Ne eşinize ne de çocuklarınıza çocukluk ve ilkokul anılarınızı, hayallerinizi, capcanlı hikayelerinizi, taptaze hatıralarınızı sunmadan…
Onların sizi layıkıyla sevebilmelerini, tanıyabilmelerini istemeye hakkınızın olmadığını bilmelisiniz.
Dikkat ettiyseniz;
Gerek sizin gerekse birçok kimsenin hafızasının ve ruhunun mahrem bir köşesinde acı ya da tatlı çocukluk hikayeleri ve bir ilkokul öğretmeni vardır.
Ama;
Birçok kimsenin hatıralarında her zaman tazeliğini koruyan bir lise hayatı ve lise öğretmeni yoktur.
Bu bize;
Bir çocuğun hatıra defterinin iki tür anı ile dolu olduğunu göstermektedir.
Biri, 0-7 yaşına kadar ve oradan ergenlik dönemine kadar geçen çocukluk yıllarının izleridir.
Evi, mahallesi, sokakları, semtidir.
Diğeri de İlkokul çağında yaşadıklarının hayallerindeki fotoğraflarıdır.
İşte, eşler birbirlerinin temelden tanımalıdır. Bu onların birbirlerine katlanabilme katsayılarını artıracaktır. Her eş, birbirinin ruhunu şekillendiren faktörleri bilirse ona göre adım atar ve eşini kırmaktan kurtulur.

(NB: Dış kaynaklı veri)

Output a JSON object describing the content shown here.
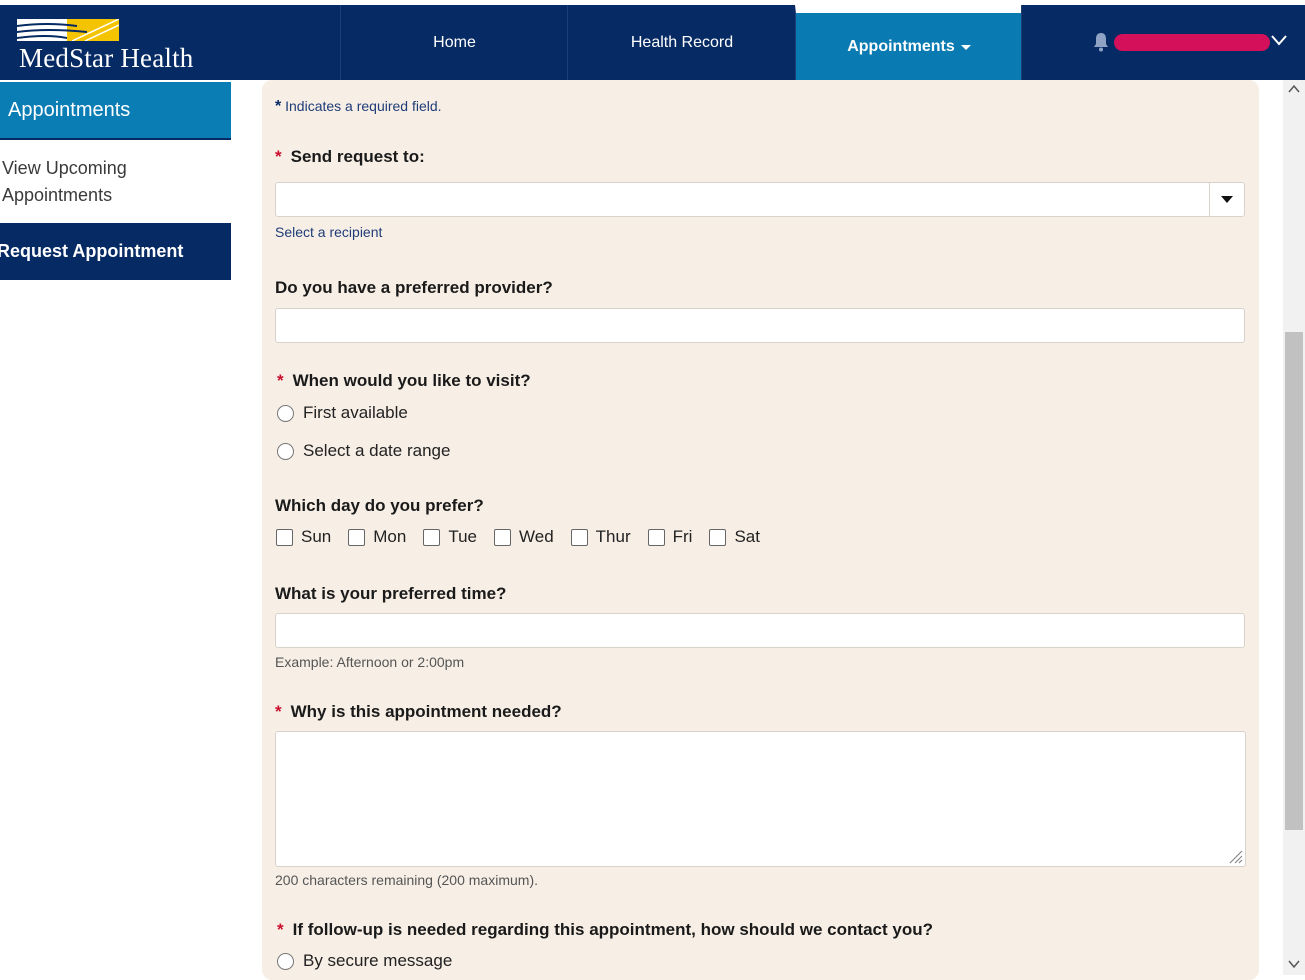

Öte yandan, çocuklar da annelerinin babalarının bugünkü hallerini şekillendiren çocukluk anılarını öğrenirlerse, onlarla bağları güçlenir, ailelerine aidiyetleri artar.
Çünkü, ebeveynlerinden korkma, çekinme, ürkme sebepleri ortadan kalkmış olur.
Bilirler ki, anneleri de babaları da bir zamanlar kendileri gibi acemilik, sakarlık, beceriksizlik dönemi geçirmişlerdir.
Böylece, rahat bir nefes alarak güvenleri artmış olur.
Kendine güveni artan eşler ve çocuklar, daha bir şevkle ve istekle çocukluk, eşlik ve ileride ebeveynlik yapma gücü elde etmiş olurlar.